Un filo logico accomuna i due casi, Via Ducale e Borgo S. Andrea: essere stati sacrificati alla incomprensibile e invasiva fellinizzazione della città, ma anche all’improvvisazione nell’affrontare e gestire i temi della mobilità da parte di coloro che hanno ritenuto che si risolvesse con il monopattino selvaggio.

Nel primo caso, l’inversione del senso di marcia – mare/monte – del tratto della Via Bastioni Settentrionali in prossimità del Ponte Tiberio; nel secondo, l’eliminazione dei parcheggi in Piazza Malatesta. Un inciso per coloro che “sic et simpliciter” sostengono che vi siano nostalgici di quei tempi; non è così, astenetevi dal continuare a recitare una litania priva di ogni senso, se non di giustificare i macroscopici errori fatti.
L’ideatore di tutto questo, ora cessato, non ha evidentemente avuto quella “vision” della città che ha sempre vantato. Una visione, termine più consono alla nostra bella lingua, è un qualcosa che guarda oltre le cose di oggi e di domani, ma vede il futuro.
La pianificazione futura di una città deve essere opera di bravi e competenti tecnici specializzati, mancati a Rimini per la presunzione di poterli sopperire.
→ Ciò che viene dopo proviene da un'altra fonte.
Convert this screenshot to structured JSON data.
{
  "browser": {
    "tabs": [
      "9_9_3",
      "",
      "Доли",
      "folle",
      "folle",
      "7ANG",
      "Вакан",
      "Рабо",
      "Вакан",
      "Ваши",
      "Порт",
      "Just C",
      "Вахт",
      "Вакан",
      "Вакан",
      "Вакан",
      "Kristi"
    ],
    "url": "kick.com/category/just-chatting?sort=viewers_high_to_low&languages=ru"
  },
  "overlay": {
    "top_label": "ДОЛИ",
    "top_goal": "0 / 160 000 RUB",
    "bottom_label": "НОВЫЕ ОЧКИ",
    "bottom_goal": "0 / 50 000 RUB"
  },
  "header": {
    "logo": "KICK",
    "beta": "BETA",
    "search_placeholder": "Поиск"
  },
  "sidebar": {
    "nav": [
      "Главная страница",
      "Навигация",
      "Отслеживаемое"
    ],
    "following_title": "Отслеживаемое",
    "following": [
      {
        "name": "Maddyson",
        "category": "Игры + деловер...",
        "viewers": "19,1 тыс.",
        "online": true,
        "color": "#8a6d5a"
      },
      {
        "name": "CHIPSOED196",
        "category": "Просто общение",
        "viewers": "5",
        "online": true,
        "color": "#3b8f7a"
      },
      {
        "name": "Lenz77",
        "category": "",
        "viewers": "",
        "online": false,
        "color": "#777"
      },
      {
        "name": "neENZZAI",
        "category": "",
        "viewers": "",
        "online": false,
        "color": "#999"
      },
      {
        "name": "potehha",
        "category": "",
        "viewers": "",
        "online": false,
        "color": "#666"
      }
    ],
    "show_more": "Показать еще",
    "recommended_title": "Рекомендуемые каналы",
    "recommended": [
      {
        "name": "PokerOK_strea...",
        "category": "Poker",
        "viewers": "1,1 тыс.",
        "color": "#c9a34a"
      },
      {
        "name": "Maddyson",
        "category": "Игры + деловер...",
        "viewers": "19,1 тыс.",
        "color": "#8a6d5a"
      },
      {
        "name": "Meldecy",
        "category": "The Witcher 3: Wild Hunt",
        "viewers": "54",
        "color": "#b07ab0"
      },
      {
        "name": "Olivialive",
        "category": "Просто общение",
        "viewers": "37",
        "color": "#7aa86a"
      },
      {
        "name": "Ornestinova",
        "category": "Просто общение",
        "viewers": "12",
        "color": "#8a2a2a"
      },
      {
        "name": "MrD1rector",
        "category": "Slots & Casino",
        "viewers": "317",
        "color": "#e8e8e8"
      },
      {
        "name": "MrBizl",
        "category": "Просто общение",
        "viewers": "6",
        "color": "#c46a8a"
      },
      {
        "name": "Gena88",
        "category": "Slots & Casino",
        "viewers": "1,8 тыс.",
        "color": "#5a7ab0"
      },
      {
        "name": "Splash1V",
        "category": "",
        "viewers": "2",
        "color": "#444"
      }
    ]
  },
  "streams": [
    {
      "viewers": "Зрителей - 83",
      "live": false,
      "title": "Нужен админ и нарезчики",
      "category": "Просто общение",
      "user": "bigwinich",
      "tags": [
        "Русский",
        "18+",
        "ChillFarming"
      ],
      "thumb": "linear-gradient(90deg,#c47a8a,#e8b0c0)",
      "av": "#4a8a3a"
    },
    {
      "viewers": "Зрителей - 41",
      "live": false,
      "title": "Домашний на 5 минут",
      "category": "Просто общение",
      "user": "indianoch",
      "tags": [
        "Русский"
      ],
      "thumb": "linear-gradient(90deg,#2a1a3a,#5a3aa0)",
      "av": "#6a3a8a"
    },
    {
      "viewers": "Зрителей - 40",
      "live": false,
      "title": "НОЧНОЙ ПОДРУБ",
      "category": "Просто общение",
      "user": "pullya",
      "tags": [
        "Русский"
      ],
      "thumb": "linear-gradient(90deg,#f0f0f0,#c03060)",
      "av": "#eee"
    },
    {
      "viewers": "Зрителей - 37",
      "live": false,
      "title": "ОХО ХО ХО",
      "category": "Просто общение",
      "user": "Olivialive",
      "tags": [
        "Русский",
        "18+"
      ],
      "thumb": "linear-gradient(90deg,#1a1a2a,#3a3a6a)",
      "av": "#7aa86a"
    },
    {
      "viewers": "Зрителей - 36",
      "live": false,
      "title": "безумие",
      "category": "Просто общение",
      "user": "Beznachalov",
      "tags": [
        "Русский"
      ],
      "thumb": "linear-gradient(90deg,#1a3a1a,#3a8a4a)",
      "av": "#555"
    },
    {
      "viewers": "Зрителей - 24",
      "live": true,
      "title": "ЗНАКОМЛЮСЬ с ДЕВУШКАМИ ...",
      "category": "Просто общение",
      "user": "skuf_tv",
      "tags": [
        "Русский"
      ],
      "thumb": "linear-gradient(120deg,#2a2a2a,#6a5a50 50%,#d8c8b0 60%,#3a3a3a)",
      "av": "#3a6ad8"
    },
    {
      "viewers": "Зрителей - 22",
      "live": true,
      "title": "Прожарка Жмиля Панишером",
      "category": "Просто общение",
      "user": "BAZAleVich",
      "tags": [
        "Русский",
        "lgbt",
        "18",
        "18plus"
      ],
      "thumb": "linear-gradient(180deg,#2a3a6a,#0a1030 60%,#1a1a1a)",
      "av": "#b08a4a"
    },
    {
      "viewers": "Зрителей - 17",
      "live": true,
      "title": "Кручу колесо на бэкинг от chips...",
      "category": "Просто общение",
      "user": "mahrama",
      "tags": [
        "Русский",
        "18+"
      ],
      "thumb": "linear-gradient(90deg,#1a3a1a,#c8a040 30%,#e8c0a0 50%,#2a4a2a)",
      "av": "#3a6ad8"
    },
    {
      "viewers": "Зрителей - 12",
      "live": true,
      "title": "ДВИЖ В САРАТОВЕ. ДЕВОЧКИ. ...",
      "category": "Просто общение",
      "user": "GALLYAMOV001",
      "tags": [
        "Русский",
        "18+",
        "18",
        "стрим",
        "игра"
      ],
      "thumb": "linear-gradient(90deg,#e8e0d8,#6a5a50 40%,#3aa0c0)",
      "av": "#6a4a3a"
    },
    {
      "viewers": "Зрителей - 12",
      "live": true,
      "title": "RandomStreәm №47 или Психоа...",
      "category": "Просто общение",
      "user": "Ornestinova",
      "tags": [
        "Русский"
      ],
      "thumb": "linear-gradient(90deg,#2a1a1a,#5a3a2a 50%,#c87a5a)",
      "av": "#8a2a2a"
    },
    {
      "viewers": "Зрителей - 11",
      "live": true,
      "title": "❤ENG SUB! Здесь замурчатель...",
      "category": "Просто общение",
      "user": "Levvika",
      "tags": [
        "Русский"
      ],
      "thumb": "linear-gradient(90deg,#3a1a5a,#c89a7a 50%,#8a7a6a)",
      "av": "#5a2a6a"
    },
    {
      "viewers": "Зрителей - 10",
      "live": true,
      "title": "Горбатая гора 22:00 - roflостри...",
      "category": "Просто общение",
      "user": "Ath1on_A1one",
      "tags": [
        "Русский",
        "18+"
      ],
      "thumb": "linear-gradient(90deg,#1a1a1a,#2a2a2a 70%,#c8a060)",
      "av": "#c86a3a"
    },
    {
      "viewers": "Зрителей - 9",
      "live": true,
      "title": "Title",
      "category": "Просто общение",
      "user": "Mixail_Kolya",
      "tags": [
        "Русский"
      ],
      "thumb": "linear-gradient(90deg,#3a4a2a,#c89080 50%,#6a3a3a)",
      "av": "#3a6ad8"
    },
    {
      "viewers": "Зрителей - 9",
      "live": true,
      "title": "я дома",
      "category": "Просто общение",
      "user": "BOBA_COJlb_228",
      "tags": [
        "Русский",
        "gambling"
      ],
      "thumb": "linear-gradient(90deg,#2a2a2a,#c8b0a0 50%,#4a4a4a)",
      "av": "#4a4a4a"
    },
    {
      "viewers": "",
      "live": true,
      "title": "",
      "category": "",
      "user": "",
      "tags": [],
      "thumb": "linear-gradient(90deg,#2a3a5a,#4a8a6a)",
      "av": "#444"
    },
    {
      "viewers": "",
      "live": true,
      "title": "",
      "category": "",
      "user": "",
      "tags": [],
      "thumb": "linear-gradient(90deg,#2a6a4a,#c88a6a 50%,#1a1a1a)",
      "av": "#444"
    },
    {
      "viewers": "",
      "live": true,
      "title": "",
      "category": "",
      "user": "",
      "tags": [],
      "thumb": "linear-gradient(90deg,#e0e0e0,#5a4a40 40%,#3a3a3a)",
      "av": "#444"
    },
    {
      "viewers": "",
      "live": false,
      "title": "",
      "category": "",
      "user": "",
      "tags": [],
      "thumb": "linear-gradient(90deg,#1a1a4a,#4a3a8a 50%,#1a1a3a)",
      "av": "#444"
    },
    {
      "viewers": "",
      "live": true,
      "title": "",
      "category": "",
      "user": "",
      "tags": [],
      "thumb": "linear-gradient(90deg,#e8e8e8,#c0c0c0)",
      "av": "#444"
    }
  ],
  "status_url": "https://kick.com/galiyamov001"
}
Ed ecco che scontiamo l’assenza dei parcheggi scambiatori al di fuori del Centro, dei collegamenti sostenibili e della mancata realizzazione della soluzione alla chiusura del Ponte Tiberio che, semmai avverrà, costituirà l’ennesima raffazzonata scelta che porrà in crisi un’altra zona della città. Della capacità di tenere lontano le auto dai nostri luoghi più importanti.

Patiamo pure l’assente visione urbanistica della città anacronistica rispetto i tempi, e di cui ancora non si scorge neppure all’orizzonte la possibilità di attuare un serio piano funzionale.
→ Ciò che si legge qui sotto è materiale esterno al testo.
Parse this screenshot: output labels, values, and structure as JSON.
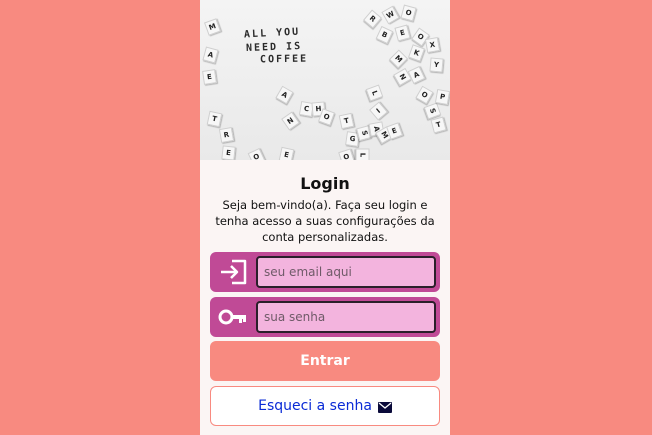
{
  "hero": {
    "phrase_line1": "ALL YOU",
    "phrase_line2": "NEED IS",
    "phrase_line3": "COFFEE",
    "background": "#eeeeee"
  },
  "login": {
    "title": "Login",
    "description": "Seja bem-vindo(a). Faça seu login e tenha acesso a suas configurações da conta personalizadas."
  },
  "email": {
    "icon": "login-icon",
    "value": "",
    "placeholder": "seu email aqui"
  },
  "password": {
    "icon": "key-icon",
    "value": "",
    "placeholder": "sua senha"
  },
  "actions": {
    "submit_label": "Entrar",
    "forgot_label": "Esqueci a senha",
    "forgot_icon": "mail-icon"
  },
  "colors": {
    "page_background": "#f88a80",
    "card_background": "#fbf5f4",
    "field_accent": "#c04a96",
    "input_fill": "#f3b4de",
    "submit_button": "#f88a80",
    "forgot_text": "#0a2bd6"
  }
}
Per contro assistiamo invece a ciò che accadrà all’area ex Fox in cui, sebbene vi siano già presenti molti parcheggi auto, se ne sbandiera come dono alla città la costruzione di altri annessi ad una struttura commerciale per incrementarne il numero. Ma non si dice che verranno per lo più utilizzati dalla stessa e che, inoltre, aumenterà il traffico in quella zona già fortemente congestionata; è questa la “vision” o piuttosto “short-sightedness”, anche detta miopia per in non anglofoni?
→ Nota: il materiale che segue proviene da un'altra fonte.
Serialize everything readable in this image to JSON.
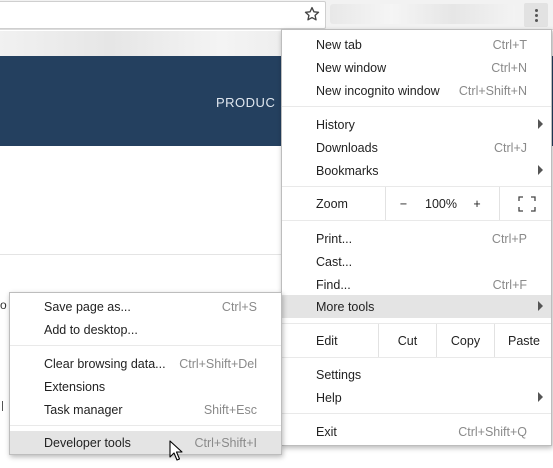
{
  "page": {
    "banner_text": "PRODUC",
    "partial_glyph_o": "o"
  },
  "toolbar": {
    "icons": [
      "star-icon",
      "menu-icon"
    ]
  },
  "main_menu": {
    "new_tab": {
      "label": "New tab",
      "shortcut": "Ctrl+T"
    },
    "new_window": {
      "label": "New window",
      "shortcut": "Ctrl+N"
    },
    "new_incognito": {
      "label": "New incognito window",
      "shortcut": "Ctrl+Shift+N"
    },
    "history": {
      "label": "History"
    },
    "downloads": {
      "label": "Downloads",
      "shortcut": "Ctrl+J"
    },
    "bookmarks": {
      "label": "Bookmarks"
    },
    "zoom": {
      "label": "Zoom",
      "minus": "−",
      "value": "100%",
      "plus": "+"
    },
    "print": {
      "label": "Print...",
      "shortcut": "Ctrl+P"
    },
    "cast": {
      "label": "Cast..."
    },
    "find": {
      "label": "Find...",
      "shortcut": "Ctrl+F"
    },
    "more_tools": {
      "label": "More tools"
    },
    "edit": {
      "label": "Edit",
      "cut": "Cut",
      "copy": "Copy",
      "paste": "Paste"
    },
    "settings": {
      "label": "Settings"
    },
    "help": {
      "label": "Help"
    },
    "exit": {
      "label": "Exit",
      "shortcut": "Ctrl+Shift+Q"
    }
  },
  "sub_menu": {
    "save_page": {
      "label": "Save page as...",
      "shortcut": "Ctrl+S"
    },
    "add_desktop": {
      "label": "Add to desktop..."
    },
    "clear_data": {
      "label": "Clear browsing data...",
      "shortcut": "Ctrl+Shift+Del"
    },
    "extensions": {
      "label": "Extensions"
    },
    "task_manager": {
      "label": "Task manager",
      "shortcut": "Shift+Esc"
    },
    "dev_tools": {
      "label": "Developer tools",
      "shortcut": "Ctrl+Shift+I"
    }
  },
  "colors": {
    "banner": "#24405f",
    "highlight": "#e4e4e4",
    "shortcut_text": "#8a8a8a"
  }
}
Quindi abitanti di Via Ducale, fatevene una ragione e pensate, se ci riuscite, che il vostro grave sacrificio serve alla causa della fellinizzazione della città, se vi frega qualcosa in merito. Del resto, qualcuno avrà pur votato le precedenti amministrazioni, e l’attuale in continuità nonostante le promesse disattese, magari solo per quell’adorazione a prescindere per gli uomini “del fare”; ma esso non deve mai essere fine a sé stesso come di fatto si è visto in tanti, troppi, esempi. Ma deve avere sempre dei risvolti pratici, perché diversamente il conto lo pagano poi tutti i cittadini che restano anche quando gli uomini del “fare” se ne sono andati.